Anfechtung der Vaterschaft

Schliesslich will der Bundesrat die Möglichkeiten zur Anfechtung der Vaterschaft unabhängig vom Zivilstand der Eltern regeln. Er stimmt mit der Expert*innengruppe überein, dass ein erhöhter Schutz der Vaterschaftsvermutung des Ehemannes nicht mehr angezeigt ist. Die Anfechtung der Vaterschaftsvermutung soll künftig einheitlich geregelt sein, unabhängig vom Zivilstand der Eltern.


Reformbedarf auch bei Leihmutterschaft

Reformbedarf besteht auch im Falle von Kindern, die im Ausland durch Leihmutterschaft geboren sind. Leihmutterschaft ist in der Schweiz verboten. In der Praxis umgehen aber immer mehr Paare dieses Verbot und nehmen die Dienste einer Leihmutter im Ausland in Anspruch. Nach geltendem Recht kann in der Schweiz sodann das Kindesverhältnis zum genetischen Wunschvater anerkannt werden, nicht aber ein Kindsverhältnis zur Mutter. Die Expert*innengruppe sieht hier Handlungsbedarf. Die Berücksichtigung des Kindeswohls als oberste Maxime des Kindesrechts sowie das Recht des Kindes, Eltern zu haben, die für es sorgen, verlange eine Möglichkeit, zwischen dem durch Leihmutterschaft geborenen Kind und der Wunschmutter ein Kindsverhältnis zur begründen.

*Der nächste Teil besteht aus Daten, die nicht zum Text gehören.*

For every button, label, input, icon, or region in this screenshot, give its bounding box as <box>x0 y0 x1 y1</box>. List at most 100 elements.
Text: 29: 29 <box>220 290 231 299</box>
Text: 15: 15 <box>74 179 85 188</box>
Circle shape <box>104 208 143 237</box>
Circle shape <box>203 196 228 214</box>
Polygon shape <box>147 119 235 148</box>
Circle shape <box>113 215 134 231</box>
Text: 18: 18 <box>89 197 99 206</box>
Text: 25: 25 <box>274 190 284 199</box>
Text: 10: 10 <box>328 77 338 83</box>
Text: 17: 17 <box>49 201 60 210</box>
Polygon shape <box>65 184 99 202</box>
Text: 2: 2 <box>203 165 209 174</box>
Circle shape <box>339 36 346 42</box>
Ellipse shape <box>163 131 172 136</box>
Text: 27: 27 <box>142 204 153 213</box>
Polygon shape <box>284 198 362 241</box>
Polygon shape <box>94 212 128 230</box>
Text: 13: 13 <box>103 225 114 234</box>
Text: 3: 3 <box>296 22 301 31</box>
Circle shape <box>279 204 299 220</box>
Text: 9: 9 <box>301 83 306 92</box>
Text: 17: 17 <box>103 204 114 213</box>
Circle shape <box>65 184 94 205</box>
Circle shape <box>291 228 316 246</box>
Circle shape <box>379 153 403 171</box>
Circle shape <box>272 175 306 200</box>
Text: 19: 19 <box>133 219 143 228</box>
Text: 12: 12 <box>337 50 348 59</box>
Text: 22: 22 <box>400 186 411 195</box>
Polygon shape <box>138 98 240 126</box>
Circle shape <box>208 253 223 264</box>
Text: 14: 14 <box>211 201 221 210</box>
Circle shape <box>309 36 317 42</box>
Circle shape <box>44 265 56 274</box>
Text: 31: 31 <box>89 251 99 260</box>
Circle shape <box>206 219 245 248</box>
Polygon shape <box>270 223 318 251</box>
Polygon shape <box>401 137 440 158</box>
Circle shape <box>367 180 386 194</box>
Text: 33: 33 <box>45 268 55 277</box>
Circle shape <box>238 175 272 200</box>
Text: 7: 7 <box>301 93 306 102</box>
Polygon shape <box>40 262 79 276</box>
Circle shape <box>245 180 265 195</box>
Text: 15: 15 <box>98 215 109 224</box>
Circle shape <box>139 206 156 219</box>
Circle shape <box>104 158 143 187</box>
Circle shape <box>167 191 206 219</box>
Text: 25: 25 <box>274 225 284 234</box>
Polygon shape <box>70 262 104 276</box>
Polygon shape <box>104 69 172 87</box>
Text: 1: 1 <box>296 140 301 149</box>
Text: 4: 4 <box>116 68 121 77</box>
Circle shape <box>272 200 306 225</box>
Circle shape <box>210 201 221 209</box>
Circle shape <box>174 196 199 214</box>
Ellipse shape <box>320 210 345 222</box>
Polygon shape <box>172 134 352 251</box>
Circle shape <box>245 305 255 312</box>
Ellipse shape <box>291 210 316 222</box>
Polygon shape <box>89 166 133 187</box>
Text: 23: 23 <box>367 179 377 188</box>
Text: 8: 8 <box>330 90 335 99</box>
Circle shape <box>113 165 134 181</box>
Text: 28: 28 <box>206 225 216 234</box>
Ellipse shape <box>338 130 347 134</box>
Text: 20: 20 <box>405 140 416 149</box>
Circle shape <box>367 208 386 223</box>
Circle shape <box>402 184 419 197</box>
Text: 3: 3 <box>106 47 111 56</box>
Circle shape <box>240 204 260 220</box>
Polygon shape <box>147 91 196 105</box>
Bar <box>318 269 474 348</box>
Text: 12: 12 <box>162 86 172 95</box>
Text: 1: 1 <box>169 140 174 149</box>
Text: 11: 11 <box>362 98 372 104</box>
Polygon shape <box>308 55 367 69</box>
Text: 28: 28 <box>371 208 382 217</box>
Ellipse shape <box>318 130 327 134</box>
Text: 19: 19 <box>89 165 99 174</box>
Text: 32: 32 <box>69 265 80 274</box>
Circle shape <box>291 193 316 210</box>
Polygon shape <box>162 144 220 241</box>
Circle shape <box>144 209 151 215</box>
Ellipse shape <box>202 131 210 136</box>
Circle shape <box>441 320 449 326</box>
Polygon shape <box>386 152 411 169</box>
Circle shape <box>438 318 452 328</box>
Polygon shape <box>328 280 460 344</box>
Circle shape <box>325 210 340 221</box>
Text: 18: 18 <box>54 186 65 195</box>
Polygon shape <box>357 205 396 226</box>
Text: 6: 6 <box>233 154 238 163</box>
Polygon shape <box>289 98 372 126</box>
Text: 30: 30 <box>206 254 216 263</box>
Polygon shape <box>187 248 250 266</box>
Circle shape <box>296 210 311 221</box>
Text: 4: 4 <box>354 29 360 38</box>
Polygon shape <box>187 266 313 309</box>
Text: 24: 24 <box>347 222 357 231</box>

Der Bundesrat geht in seinem Postulatsbericht auf die Empfehlungen des Expert*innenberichts hinsichtlich der Leihmutterschaft nicht weiter ein. Dies obwohl die rechtliche Situation der betroffenen Kinder in der Schweiz prekär ist. Das Bundesgericht hat kürzlich in einem Urteil vom 7. Februar 2022 bestätigt, dass ein in Georgien durch eine Leihmutter geborenes Zwillingspaar nur zum genetischen Wunschvater ein rechtliches Kindsverhältnis hat. Die genetische (Wunsch-) Mutter wird nicht als rechtliche Mutter anerkannt. Denn gemäss dem Grundsatz «mater semper certa est» ist die Mutter immer diejenige Frau, die das Kind geboren hat. Die Wunsch-Mutter muss demnach das Zwillingspaar adoptieren, ansonsten bleibt die Leihmutter die rechtliche Mutter. Im Rahmen des Urteils hat das Bundesgericht seine Aufforderung an das Parlament wiederholt, das Abstammungsrecht zu reformieren.


Vertrauliche Geburt

Aus kinderrechtlicher Sicht bedeutend ist auch die Regelung der vertraulichen Geburt. Auch die Empfehlungen der Expert*innengruppe zu diesem Thema sind im Bundesratsbericht nicht thematisiert. Die Expert*innengruppe hat vorgeschlagen, die vertrauliche Geburt für Frauen in Notlagen schweizweit gesetzlich zu verankern. Die vertrauliche Geburt stellt die medizinische und psycho-soziale Betreuung von betroffenen Frauen bereits während der Schwangerschaft und auch nach der Geburt sicher und ermöglicht die medizinische Betreuung Kindes vor und nach der Geburt. Die vertrauliche Geburt ermöglicht, das Recht des Kindes auf Kenntnis der eigenen Abstammung zu waren.


Vorstösse im Parlament

In Folge des Postulatsberichts hat Ständerat Andrea Caroni die Motion 22.3235 eingereicht, die den Bundesrat auffordert, die rechtlichen Grundlagen für die vorgeschlagenen Reformen auszuarbeiten. Parallel dazu hat die Rechtskomission des Nationalrats zwei Motionen beschlossen, die zum Ziel, haben, Kinder, die nach ausländischen fortpflanzungsmedizinischen Verfahren oder mittels privater Samenspende gezeugt werden, rechtlich besser abzusichern.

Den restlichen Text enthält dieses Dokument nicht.